Cabalgata del Ninot Infantil
Here it is the children who make up the amusing, colourful, lively parades. Although its themes obviously don’t reach the same levels of mordacity as its elder namesake, this cavalcade also includes a fair dose of satire and humour, more suited to the public it is aimed at.
Cabalgata Folclórica Internacional
With the Fallas in full swing, the city centre welcomes communities and groups from around the world to portray their customs, folklore and celebrations. It is a dynamic festival that combines music and colour with elements of tradition and culture.
Ofrenda de Flores a la Virgen de los Desamparados
A floral offering to the Kingdom of Valencia’s patron saint, Our Lady of the Forsaken. All the Fallas Committees take part in this event, decked out in their finest, to present their bouquets of flowers to the enormous image of the Virgin which stands in the centre of the plaza named after her, overlooked by her Basilica.
A parade of thousands upon thousands of “Falleras” and “Falleros” fills the city streets, wearing regional costumes and adding to the visual charm with the colours of the flowers. Each Committee brings its own music band and, in some cases, a spectacular basket with the most original and creative floral decorations.
Because of their incredible numbers of participants, the Offering is held on two days (17th and 18th March) and, for many reasons, it has now become the Fallas week’s central event.
In translation, la plantà means something like “finishing touches”. It is actually the moment when the Falla’s top part is finally put in place. Since the Fallas are higher and more spectacular every year, the positioning of these pieces has become a difficult task which may take several days and which is observed with great expectation by dozens of onlookers.
Over time, the expression has become generalised: the “plantà” is now taken to be the exact moment when the Falla is completely finished and ready to be visited, with all its “ninots”, posters and various details (grass, lights, explanatory signs, etc.)
This takes place on the night of March 15th.
Cabalgata del Fuego
(Fire Parade) takes to the streets of Valencia in the evening of 19th March.
Fire is the fiesta’s symbolic spirit and the Fallas’ final destination.
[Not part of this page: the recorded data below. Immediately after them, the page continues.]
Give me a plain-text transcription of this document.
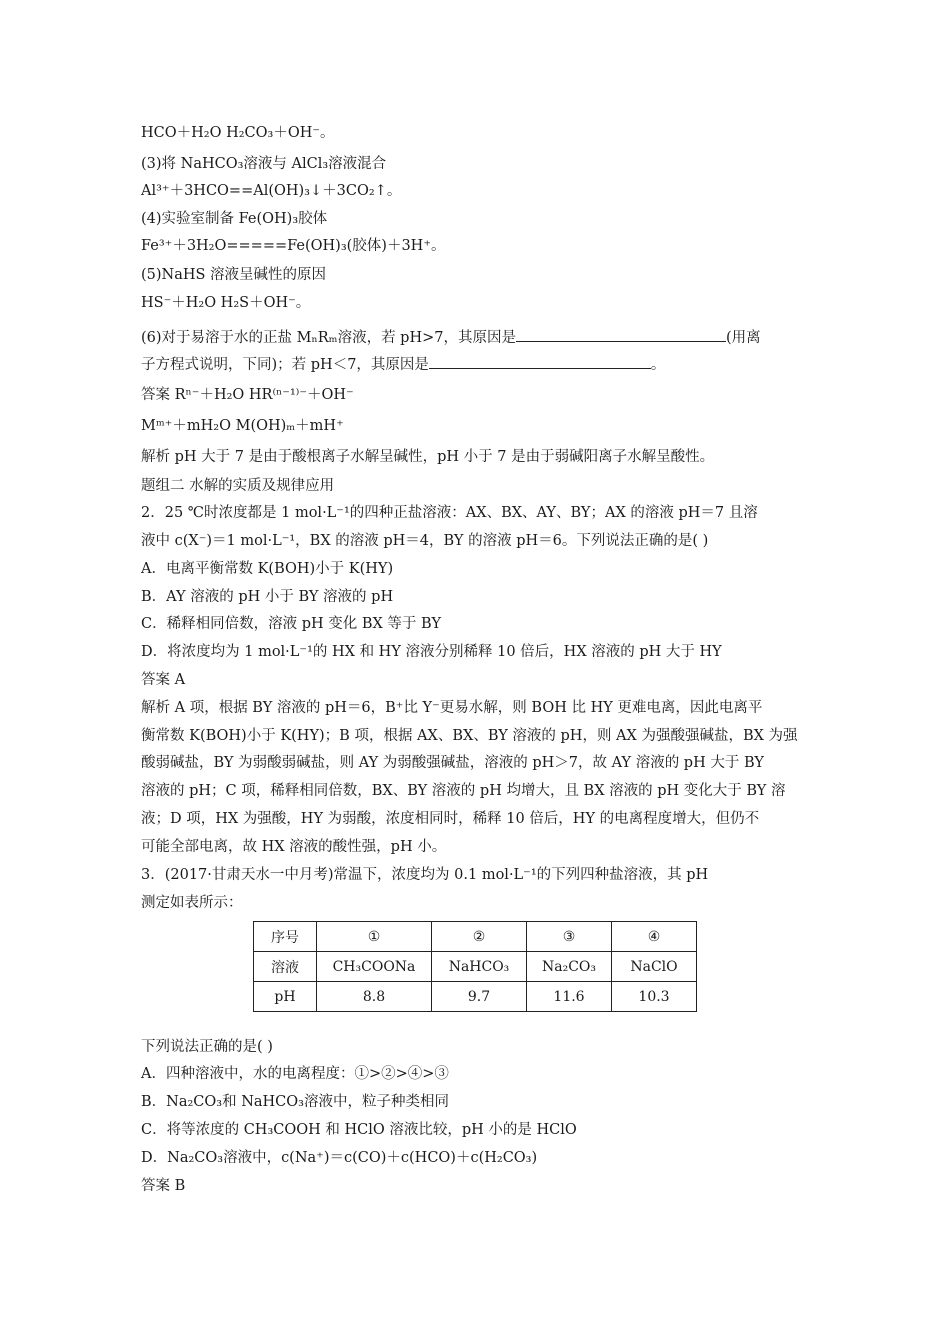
HCO＋H₂O H₂CO₃＋OH⁻。
(3)将 NaHCO₃溶液与 AlCl₃溶液混合
Al³⁺＋3HCO==Al(OH)₃↓＋3CO₂↑。
(4)实验室制备 Fe(OH)₃胶体
Fe³⁺＋3H₂O=====Fe(OH)₃(胶体)＋3H⁺。
(5)NaHS 溶液呈碱性的原因
HS⁻＋H₂O H₂S＋OH⁻。
(6)对于易溶于水的正盐 MₙRₘ溶液，若 pH>7，其原因是	(用离
子方程式说明，下同)；若 pH＜7，其原因是	。
答案 Rⁿ⁻＋H₂O HR⁽ⁿ⁻¹⁾⁻＋OH⁻
Mᵐ⁺＋mH₂O M(OH)ₘ＋mH⁺
解析 pH 大于 7 是由于酸根离子水解呈碱性，pH 小于 7 是由于弱碱阳离子水解呈酸性。
题组二 水解的实质及规律应用
2．25 ℃时浓度都是 1 mol·L⁻¹的四种正盐溶液：AX、BX、AY、BY；AX 的溶液 pH＝7 且溶
液中 c(X⁻)＝1 mol·L⁻¹，BX 的溶液 pH＝4，BY 的溶液 pH＝6。下列说法正确的是( )
A．电离平衡常数 K(BOH)小于 K(HY)
B．AY 溶液的 pH 小于 BY 溶液的 pH
C．稀释相同倍数，溶液 pH 变化 BX 等于 BY
D．将浓度均为 1 mol·L⁻¹的 HX 和 HY 溶液分别稀释 10 倍后，HX 溶液的 pH 大于 HY
答案 A
解析 A 项，根据 BY 溶液的 pH＝6，B⁺比 Y⁻更易水解，则 BOH 比 HY 更难电离，因此电离平
衡常数 K(BOH)小于 K(HY)；B 项，根据 AX、BX、BY 溶液的 pH，则 AX 为强酸强碱盐，BX 为强
酸弱碱盐，BY 为弱酸弱碱盐，则 AY 为弱酸强碱盐，溶液的 pH＞7，故 AY 溶液的 pH 大于 BY
溶液的 pH；C 项，稀释相同倍数，BX、BY 溶液的 pH 均增大，且 BX 溶液的 pH 变化大于 BY 溶
液；D 项，HX 为强酸，HY 为弱酸，浓度相同时，稀释 10 倍后，HY 的电离程度增大，但仍不
可能全部电离，故 HX 溶液的酸性强，pH 小。
3．(2017·甘肃天水一中月考)常温下，浓度均为 0.1 mol·L⁻¹的下列四种盐溶液，其 pH
测定如表所示：
序号	①	②	③	④
溶液	CH₃COONa	NaHCO₃	Na₂CO₃	NaClO
pH	8.8	9.7	11.6	10.3
下列说法正确的是( )
A．四种溶液中，水的电离程度：①>②>④>③
B．Na₂CO₃和 NaHCO₃溶液中，粒子种类相同
C．将等浓度的 CH₃COOH 和 HClO 溶液比较，pH 小的是 HClO
D．Na₂CO₃溶液中，c(Na⁺)＝c(CO)＋c(HCO)＋c(H₂CO₃)
答案 B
This is a colourful, noisy event, with floats, people in costumes, rockets, gunpowder, street performances, music – all at nightfall, as the time approaches for the Ninots to be consumed by flames.
In contrast to the Plantà, which marks the proper start of the Fallas Festival, the Cremà marks its finish.
It is probably the most popular event internationally and the one that gives the concept of “Fallas Fiesta” its full meaning: the monuments are exhibited in the street to be burnt. That is their fate and, at the same time, their grandeur.
In the small hours between the 19th and 20th of March, enormous pyres burn around the whole city. The splendid monuments, which a few hours before stood proudly in the streets and squares, are reduced to ashes amidst the clamour of hundreds of people who attend the ritual every year.
Symbolically, the “Falleros” throw everything that is considered to be superfluous, harmful or simply unusable onto the bonfire and, by doing so, aim to make a new start and regenerate the spirit. This objective has always been the basis of this kind of pagan rite, since ancient times.
In each neighbourhood The Fallas Committees organize a large number of street parties known as Verbenas, where locals meet to dance and have a good time. Everyone who wants to join in is given a warm welcome, so they are ideal for visitors, who are sure to find a friendly, laid-back atmosphere.